The documentary clearly aims not to be a typical climate change film, with the narrator stating that they have "always kind of hated films about climate change." They also make a bold statement intended to potentially shock the audience and prepare them for what they should expect to be an urgent and direct call to action on climate change by asking if it is really possible to be "bored by the end of the world." I found this statement particularly impactful, as I do believe climate change is a desperately urgent issue, but I myself do not spend all day or even that much of my time actively fighting on this issue. As a society, we get so distracted and consumed by day to day stressors and dilemmas that we neglect to place importance on issues that are not always immediately tangible or affecting us directly, but that will ultimately destroy and devastate us all. Ultimately, the film does not necessarily employ any new tactics or angles that I have not seen in other media related to climate change, although as a standard documentary I think it is credible and cohesive.

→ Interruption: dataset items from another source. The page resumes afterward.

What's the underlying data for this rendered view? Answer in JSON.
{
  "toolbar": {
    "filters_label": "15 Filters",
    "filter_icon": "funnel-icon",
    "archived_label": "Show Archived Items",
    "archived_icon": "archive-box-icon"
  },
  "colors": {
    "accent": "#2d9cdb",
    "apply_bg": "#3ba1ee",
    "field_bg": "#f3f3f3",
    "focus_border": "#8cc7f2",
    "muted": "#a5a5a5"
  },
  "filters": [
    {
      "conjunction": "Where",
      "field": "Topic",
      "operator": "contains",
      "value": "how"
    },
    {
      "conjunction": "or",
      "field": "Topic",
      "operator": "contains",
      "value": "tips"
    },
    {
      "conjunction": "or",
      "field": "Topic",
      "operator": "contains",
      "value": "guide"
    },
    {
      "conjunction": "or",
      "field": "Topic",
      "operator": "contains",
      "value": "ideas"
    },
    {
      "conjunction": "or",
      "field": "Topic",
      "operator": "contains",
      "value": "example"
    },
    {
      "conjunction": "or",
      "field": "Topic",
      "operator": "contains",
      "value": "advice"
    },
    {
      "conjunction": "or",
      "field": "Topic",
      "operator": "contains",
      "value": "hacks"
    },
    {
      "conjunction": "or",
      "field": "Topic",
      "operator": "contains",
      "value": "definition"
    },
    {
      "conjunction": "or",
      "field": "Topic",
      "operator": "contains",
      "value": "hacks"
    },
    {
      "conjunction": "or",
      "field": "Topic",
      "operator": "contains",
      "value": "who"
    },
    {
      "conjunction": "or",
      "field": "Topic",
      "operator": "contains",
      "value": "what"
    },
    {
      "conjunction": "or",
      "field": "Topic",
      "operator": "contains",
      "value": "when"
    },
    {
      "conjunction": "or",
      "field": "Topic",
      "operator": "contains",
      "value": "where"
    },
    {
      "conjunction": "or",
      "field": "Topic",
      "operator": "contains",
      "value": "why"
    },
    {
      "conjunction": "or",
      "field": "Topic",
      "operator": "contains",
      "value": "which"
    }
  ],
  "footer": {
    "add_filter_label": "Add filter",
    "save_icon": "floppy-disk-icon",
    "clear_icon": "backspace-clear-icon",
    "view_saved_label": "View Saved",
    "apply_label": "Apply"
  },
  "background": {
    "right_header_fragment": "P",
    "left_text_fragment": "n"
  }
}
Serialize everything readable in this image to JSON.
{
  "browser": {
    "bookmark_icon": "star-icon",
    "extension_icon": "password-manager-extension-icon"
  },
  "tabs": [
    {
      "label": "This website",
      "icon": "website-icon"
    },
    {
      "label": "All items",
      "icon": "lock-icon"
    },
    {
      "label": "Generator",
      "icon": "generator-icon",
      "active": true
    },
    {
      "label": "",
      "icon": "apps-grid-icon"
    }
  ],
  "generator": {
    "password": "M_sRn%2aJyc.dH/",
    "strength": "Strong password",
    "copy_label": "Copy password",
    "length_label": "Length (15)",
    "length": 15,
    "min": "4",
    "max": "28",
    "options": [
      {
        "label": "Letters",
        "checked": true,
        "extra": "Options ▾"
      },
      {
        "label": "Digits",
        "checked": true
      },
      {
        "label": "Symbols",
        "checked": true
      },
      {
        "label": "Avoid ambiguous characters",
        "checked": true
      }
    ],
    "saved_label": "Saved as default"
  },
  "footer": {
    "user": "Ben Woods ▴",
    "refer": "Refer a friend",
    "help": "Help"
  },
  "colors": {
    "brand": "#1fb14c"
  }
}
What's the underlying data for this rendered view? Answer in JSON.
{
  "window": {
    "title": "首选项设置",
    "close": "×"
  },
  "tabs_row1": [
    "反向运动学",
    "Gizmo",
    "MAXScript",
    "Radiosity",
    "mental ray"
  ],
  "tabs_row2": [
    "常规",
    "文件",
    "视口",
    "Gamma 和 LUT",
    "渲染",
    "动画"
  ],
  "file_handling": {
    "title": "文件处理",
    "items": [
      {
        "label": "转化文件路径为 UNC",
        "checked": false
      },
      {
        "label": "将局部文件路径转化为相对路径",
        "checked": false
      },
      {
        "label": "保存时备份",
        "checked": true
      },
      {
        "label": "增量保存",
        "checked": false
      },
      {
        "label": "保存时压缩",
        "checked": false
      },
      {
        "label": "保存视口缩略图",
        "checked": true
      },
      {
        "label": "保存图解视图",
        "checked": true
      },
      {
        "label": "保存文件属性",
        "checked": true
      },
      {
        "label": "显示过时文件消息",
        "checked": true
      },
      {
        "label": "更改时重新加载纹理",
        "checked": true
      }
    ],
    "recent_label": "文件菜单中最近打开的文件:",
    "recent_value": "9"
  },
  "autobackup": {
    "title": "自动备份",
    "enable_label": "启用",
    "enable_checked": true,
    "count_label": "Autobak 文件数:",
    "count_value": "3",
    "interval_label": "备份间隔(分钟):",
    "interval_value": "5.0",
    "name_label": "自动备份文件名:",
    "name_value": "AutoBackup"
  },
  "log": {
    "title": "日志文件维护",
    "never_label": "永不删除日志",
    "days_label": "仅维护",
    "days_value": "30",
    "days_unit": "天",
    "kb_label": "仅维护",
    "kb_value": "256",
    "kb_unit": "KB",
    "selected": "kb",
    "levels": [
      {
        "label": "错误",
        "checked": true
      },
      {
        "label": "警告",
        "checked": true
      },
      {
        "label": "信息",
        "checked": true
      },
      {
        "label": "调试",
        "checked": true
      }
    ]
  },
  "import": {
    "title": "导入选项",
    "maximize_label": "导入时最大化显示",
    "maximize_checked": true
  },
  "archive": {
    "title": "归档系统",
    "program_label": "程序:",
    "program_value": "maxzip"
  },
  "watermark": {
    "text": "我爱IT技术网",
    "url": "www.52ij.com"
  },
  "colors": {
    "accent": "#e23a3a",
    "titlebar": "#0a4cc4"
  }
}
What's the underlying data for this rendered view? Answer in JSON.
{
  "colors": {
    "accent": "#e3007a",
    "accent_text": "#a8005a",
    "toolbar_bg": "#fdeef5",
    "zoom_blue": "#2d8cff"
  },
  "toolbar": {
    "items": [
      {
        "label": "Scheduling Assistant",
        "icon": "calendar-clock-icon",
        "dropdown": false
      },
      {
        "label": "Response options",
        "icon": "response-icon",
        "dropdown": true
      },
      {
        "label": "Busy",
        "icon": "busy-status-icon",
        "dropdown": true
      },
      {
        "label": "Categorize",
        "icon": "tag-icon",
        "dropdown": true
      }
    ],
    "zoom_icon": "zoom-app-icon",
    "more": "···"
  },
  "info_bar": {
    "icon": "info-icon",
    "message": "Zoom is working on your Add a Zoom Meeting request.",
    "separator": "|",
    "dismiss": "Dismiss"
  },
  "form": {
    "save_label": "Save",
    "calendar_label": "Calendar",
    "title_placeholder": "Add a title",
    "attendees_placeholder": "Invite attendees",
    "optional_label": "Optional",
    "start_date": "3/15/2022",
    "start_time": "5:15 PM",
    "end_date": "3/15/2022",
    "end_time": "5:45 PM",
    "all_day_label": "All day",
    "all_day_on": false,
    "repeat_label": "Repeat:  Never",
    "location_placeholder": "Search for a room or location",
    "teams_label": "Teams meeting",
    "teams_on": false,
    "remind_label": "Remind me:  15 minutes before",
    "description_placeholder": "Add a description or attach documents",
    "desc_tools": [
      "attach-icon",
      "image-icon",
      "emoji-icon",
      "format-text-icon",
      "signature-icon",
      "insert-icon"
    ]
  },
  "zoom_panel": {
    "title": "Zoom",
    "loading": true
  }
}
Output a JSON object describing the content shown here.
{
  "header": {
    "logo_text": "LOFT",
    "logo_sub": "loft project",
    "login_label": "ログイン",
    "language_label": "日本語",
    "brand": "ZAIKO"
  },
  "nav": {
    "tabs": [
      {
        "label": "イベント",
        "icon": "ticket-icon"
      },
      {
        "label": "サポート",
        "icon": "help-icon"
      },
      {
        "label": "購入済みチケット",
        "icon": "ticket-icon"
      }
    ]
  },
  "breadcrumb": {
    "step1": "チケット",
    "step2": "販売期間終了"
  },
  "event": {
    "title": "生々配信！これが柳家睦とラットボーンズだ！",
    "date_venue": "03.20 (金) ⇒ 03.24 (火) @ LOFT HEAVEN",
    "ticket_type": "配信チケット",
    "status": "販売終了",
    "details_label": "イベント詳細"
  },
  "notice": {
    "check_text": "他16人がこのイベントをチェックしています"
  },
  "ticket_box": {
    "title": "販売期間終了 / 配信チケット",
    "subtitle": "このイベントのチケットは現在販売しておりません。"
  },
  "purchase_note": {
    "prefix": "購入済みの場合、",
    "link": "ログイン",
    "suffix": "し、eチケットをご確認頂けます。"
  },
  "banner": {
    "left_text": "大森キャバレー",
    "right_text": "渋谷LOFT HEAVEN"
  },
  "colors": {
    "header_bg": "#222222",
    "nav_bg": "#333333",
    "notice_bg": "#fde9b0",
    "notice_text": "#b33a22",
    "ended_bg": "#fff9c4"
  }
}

The film attempts to set itself apart by openly acknowledging the cliche image of the starving polar bear, seemingly trying to suggest that the facts themselves will be enough to inspire action and evoke emotion. However, the film does use emotional rhetorical strategies in its own way by visually portraying the everyday tragedies that people in frontline communities are facing every day. Despite the attempt to pull heartstrings to garner support, the film was successful in showing scenes that felt very real and raw especially in terms of depicting protestors and activists fighting to save our planet. These scenes and interviews, in particular, did not feel scripted and also helped to bring the multi-faceted issue of climate change down to an individual, personal level that for some audience members may be easier to digest and relate to compared to broad statistics or references to climate phenomenons that they themselves may not have personally experienced.
Despite succeeding in featuring individual stories, the collection of climate battles and protests featured players from all over the world, globalizing the issue and making it seem more urgent due to the fact that all areas of the globe are experiencing these issues and eventually there will be nowhere left to run to. The film highlighted activists from Canada, Greece, India, China, and Montana. These communities represent issues such as legal battles over indigenous lands, leaking oil pipelines, dangerous coal plants, and the destruction of wetlands. The film very much emphasizes the concept of land and the fact that some of the people most vulnerable to the impacts of climate change are in that position because they rely on local land and ecologies to fuel their livelihoods and local economies. Klein also does a good job of tying the amount of carbon in the air to the current economic system that put it there and explicitly names that system as a huge problem to be dismantled and overcome before we can achieve climate justice. She connects this to a positive note of hope for the future, stating that "We can seize the existential crisis of climate change to transform our failed economic system into something radically better."